Publié le 07/08/2023 par Fred Arends et Antoine Phillipart / Catégorie: Entrevue

Rencontre avec Delphine Hermans, co-réalisatrice avec Michel Vandam des Marrons glacés, court-métrage d'animation et prix Cinergie au dernier festival Anima.

Cinergie: Pouvez-vous nous raconter la genèse du film ?

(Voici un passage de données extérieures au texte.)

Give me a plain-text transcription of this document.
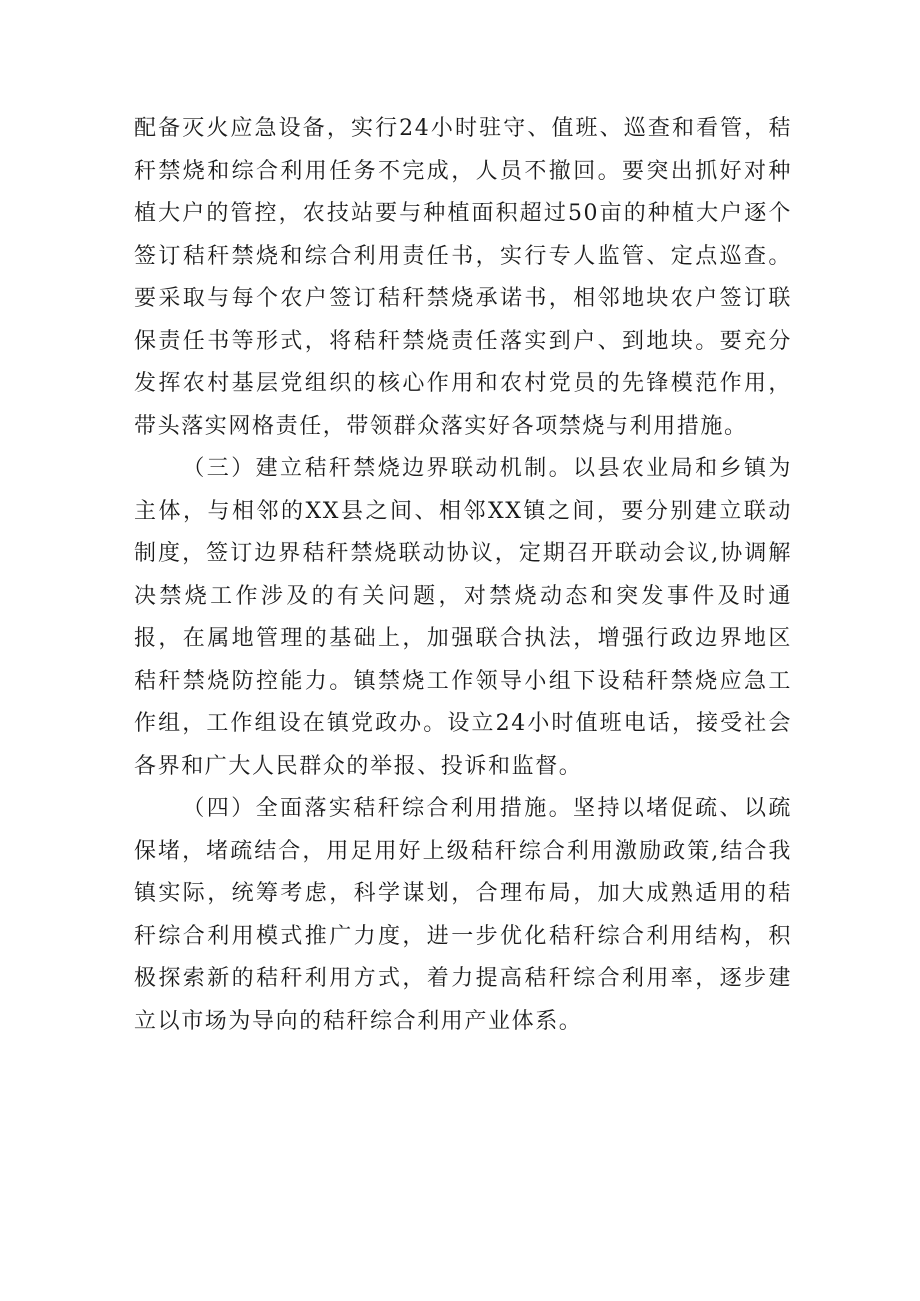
配备灭火应急设备，实行24小时驻守、值班、巡查和看管，秸秆禁烧和综合利用任务不完成，人员不撤回。要突出抓好对种植大户的管控，农技站要与种植面积超过50亩的种植大户逐个签订秸秆禁烧和综合利用责任书，实行专人监管、定点巡查。要采取与每个农户签订秸秆禁烧承诺书，相邻地块农户签订联保责任书等形式，将秸秆禁烧责任落实到户、到地块。要充分发挥农村基层党组织的核心作用和农村党员的先锋模范作用，带头落实网格责任，带领群众落实好各项禁烧与利用措施。

（三）建立秸秆禁烧边界联动机制。以县农业局和乡镇为主体，与相邻的XX县之间、相邻XX镇之间，要分别建立联动制度，签订边界秸秆禁烧联动协议，定期召开联动会议,协调解决禁烧工作涉及的有关问题，对禁烧动态和突发事件及时通报，在属地管理的基础上，加强联合执法，增强行政边界地区秸秆禁烧防控能力。镇禁烧工作领导小组下设秸秆禁烧应急工作组，工作组设在镇党政办。设立24小时值班电话，接受社会各界和广大人民群众的举报、投诉和监督。

（四）全面落实秸秆综合利用措施。坚持以堵促疏、以疏保堵，堵疏结合，用足用好上级秸秆综合利用激励政策,结合我镇实际，统筹考虑，科学谋划，合理布局，加大成熟适用的秸秆综合利用模式推广力度，进一步优化秸秆综合利用结构，积极探索新的秸秆利用方式，着力提高秸秆综合利用率，逐步建立以市场为导向的秸秆综合利用产业体系。
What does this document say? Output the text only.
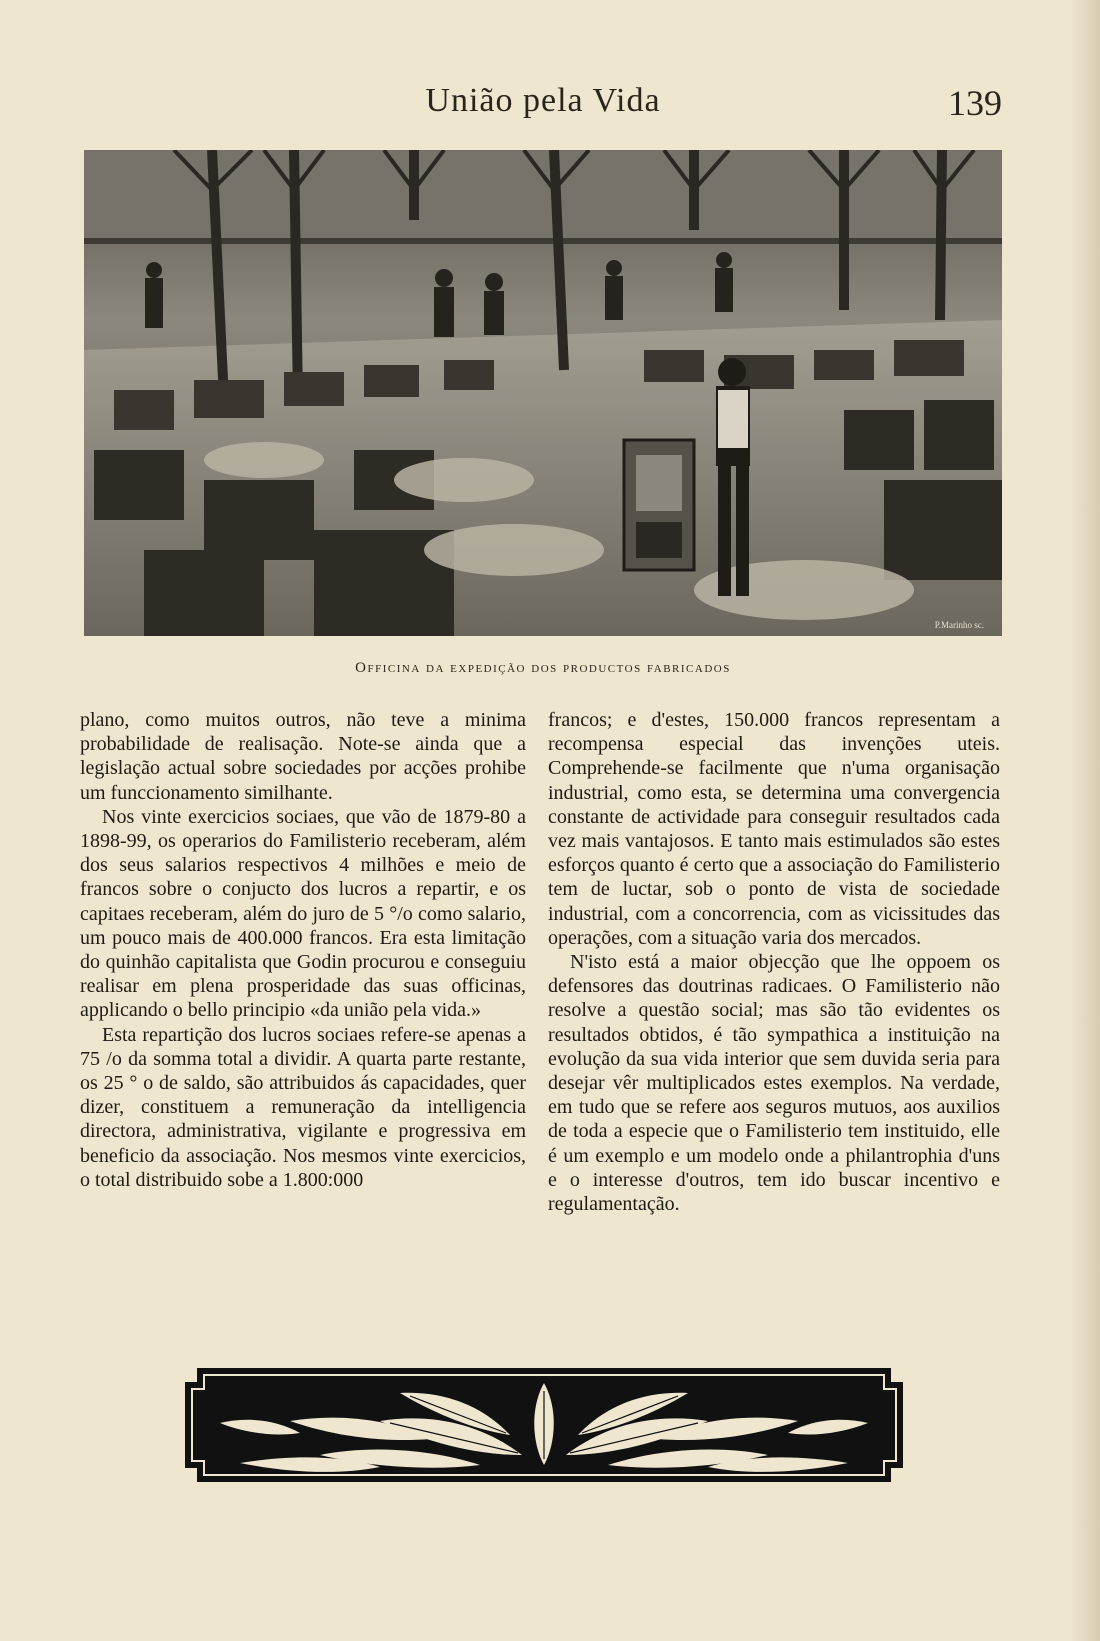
União pela Vida	139
P.Marinho sc.
Officina da expedição dos productos fabricados

plano, como muitos outros, não teve a minima probabilidade de realisação. Note-se ainda que a legislação actual sobre sociedades por acções prohibe um funccionamento similhante.

Nos vinte exercicios sociaes, que vão de 1879-80 a 1898-99, os operarios do Familisterio receberam, além dos seus salarios respectivos 4 milhões e meio de francos sobre o conjucto dos lucros a repartir, e os capitaes receberam, além do juro de 5 °/o como salario, um pouco mais de 400.000 francos. Era esta limitação do quinhão capitalista que Godin procurou e conseguiu realisar em plena prosperidade das suas officinas, applicando o bello principio «da união pela vida.»

Esta repartição dos lucros sociaes refere-se apenas a 75 /o da somma total a dividir. A quarta parte restante, os 25 ° o de saldo, são attribuidos ás capacidades, quer dizer, constituem a remuneração da intelligencia directora, administrativa, vigilante e progressiva em beneficio da associação. Nos mesmos vinte exercicios, o total distribuido sobe a 1.800:000

francos; e d'estes, 150.000 francos representam a recompensa especial das invenções uteis. Comprehende-se facilmente que n'uma organisação industrial, como esta, se determina uma convergencia constante de actividade para conseguir resultados cada vez mais vantajosos. E tanto mais estimulados são estes esforços quanto é certo que a associação do Familisterio tem de luctar, sob o ponto de vista de sociedade industrial, com a concorrencia, com as vicissitudes das operações, com a situação varia dos mercados.

N'isto está a maior objecção que lhe oppoem os defensores das doutrinas radicaes. O Familisterio não resolve a questão social; mas são tão evidentes os resultados obtidos, é tão sympathica a instituição na evolução da sua vida interior que sem duvida seria para desejar vêr multiplicados estes exemplos. Na verdade, em tudo que se refere aos seguros mutuos, aos auxilios de toda a especie que o Familisterio tem instituido, elle é um exemplo e um modelo onde a philantrophia d'uns e o interesse d'outros, tem ido buscar incentivo e regulamentação.
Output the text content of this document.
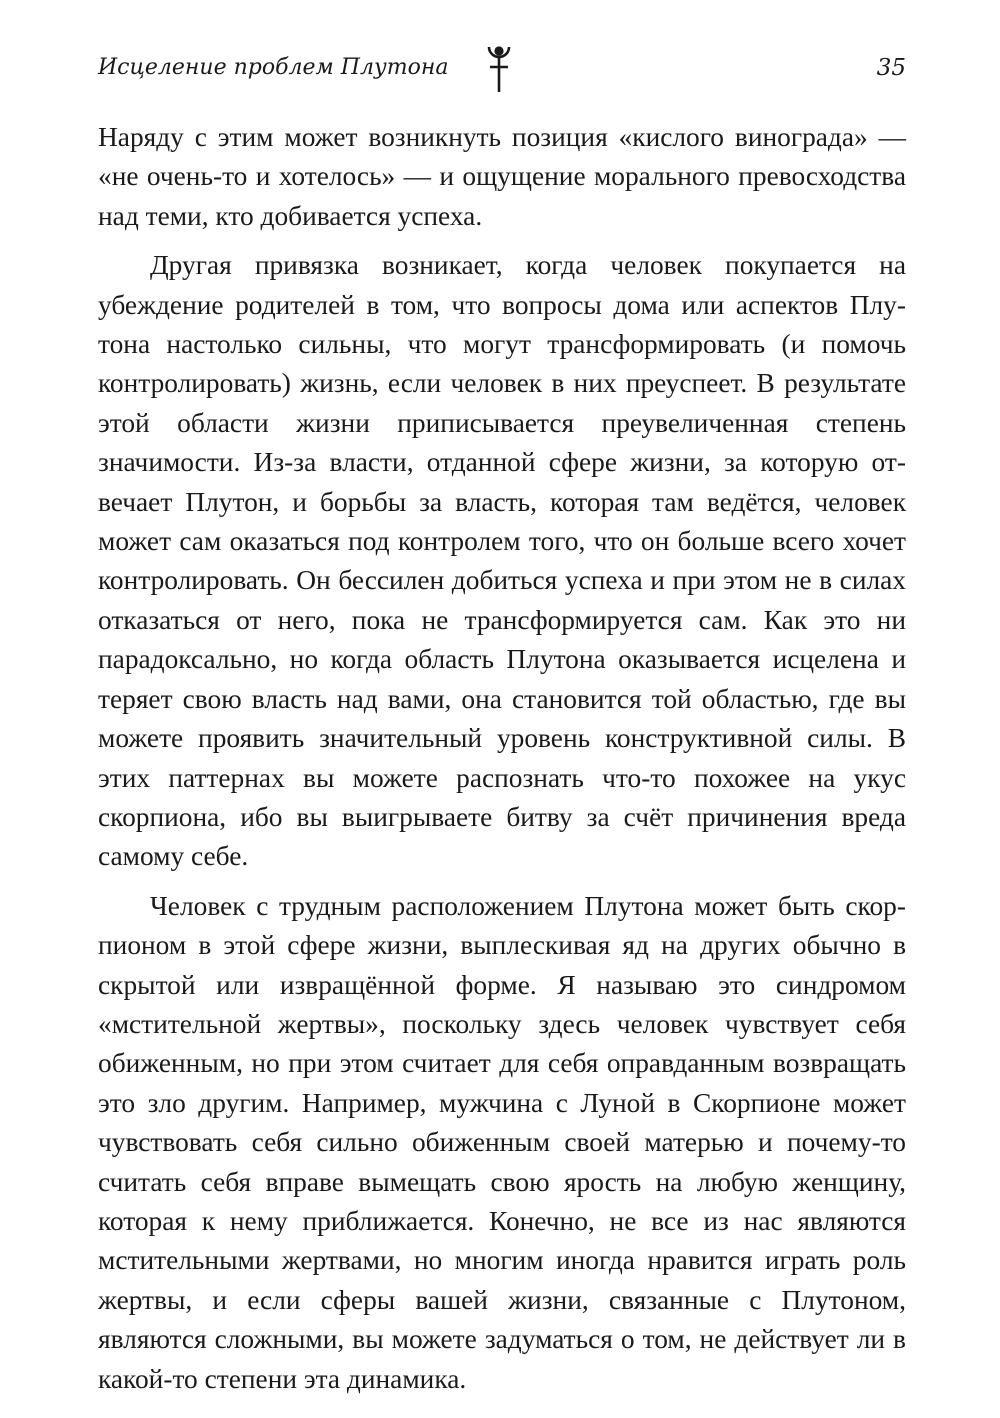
Исцеление проблем Плутона	35

Наряду с этим может возникнуть позиция «кислого винограда» — «не очень-то и хотелось» — и ощущение морального превосходства над теми, кто добивается успеха.

Другая привязка возникает, когда человек покупается на убеждение родителей в том, что вопросы дома или аспектов Плутона настолько сильны, что могут трансформировать (и помочь контролировать) жизнь, если человек в них преуспеет. В результате этой области жизни приписывается преувеличенная степень значимости. Из-за власти, отданной сфере жизни, за которую отвечает Плутон, и борьбы за власть, которая там ведётся, человек может сам оказаться под контролем того, что он больше всего хочет контролировать. Он бессилен добиться успеха и при этом не в силах отказаться от него, пока не трансформируется сам. Как это ни парадоксально, но когда область Плутона оказывается исцелена и теряет свою власть над вами, она становится той областью, где вы можете проявить значительный уровень конструктивной силы. В этих паттернах вы можете распознать что-то похожее на укус скорпиона, ибо вы выигрываете битву за счёт причинения вреда самому себе.

Человек с трудным расположением Плутона может быть скорпионом в этой сфере жизни, выплескивая яд на других обычно в скрытой или извращённой форме. Я называю это синдромом «мстительной жертвы», поскольку здесь человек чувствует себя обиженным, но при этом считает для себя оправданным возвращать это зло другим. Например, мужчина с Луной в Скорпионе может чувствовать себя сильно обиженным своей матерью и почему-то считать себя вправе вымещать свою ярость на любую женщину, которая к нему приближается. Конечно, не все из нас являются мстительными жертвами, но многим иногда нравится играть роль жертвы, и если сферы вашей жизни, связанные с Плутоном, являются сложными, вы можете задуматься о том, не действует ли в какой-то степени эта динамика.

Delphine Hermans: J'ai créé l'histoire des Marrons glacés avec Michel Vandam. Nous voulions raconter l'histoire d'un personnage perdu dans un lieu. On a choisi un hôpital. À l'époque, j'allais souvent rendre visite à mon beau-père qui était dans une maison de repos et il y avait toujours une dame qui cherchait sa chambre, elle ne savait plus où elle était. De fil en aiguille, nous avons mélangé nos expériences respectives pour arriver à créer ce personnage de «  Madame où est ma chambre  ».

 

C.: C'est un personnage qui vous permet de parler de luttes, de mémoire, comment cela s'est-il construit ? Vous partez d'un personnage qui est seul, perdu, mais vous racontez une histoire collective.
D.H.
: Le fait d'être perdu dans un couloir d'hôpital la nuit, ça fait forcément arriver plein d'idées. C'est l'occasion pour que le personnage repasse en revue toute sa vie, ses idées et tout ce qui est encore important pour elle à ce moment-là. 

 

C.: Et pour vous aussi !
D.H.
: Oui, on a pu ainsi aborder toutes sortes de thèmes...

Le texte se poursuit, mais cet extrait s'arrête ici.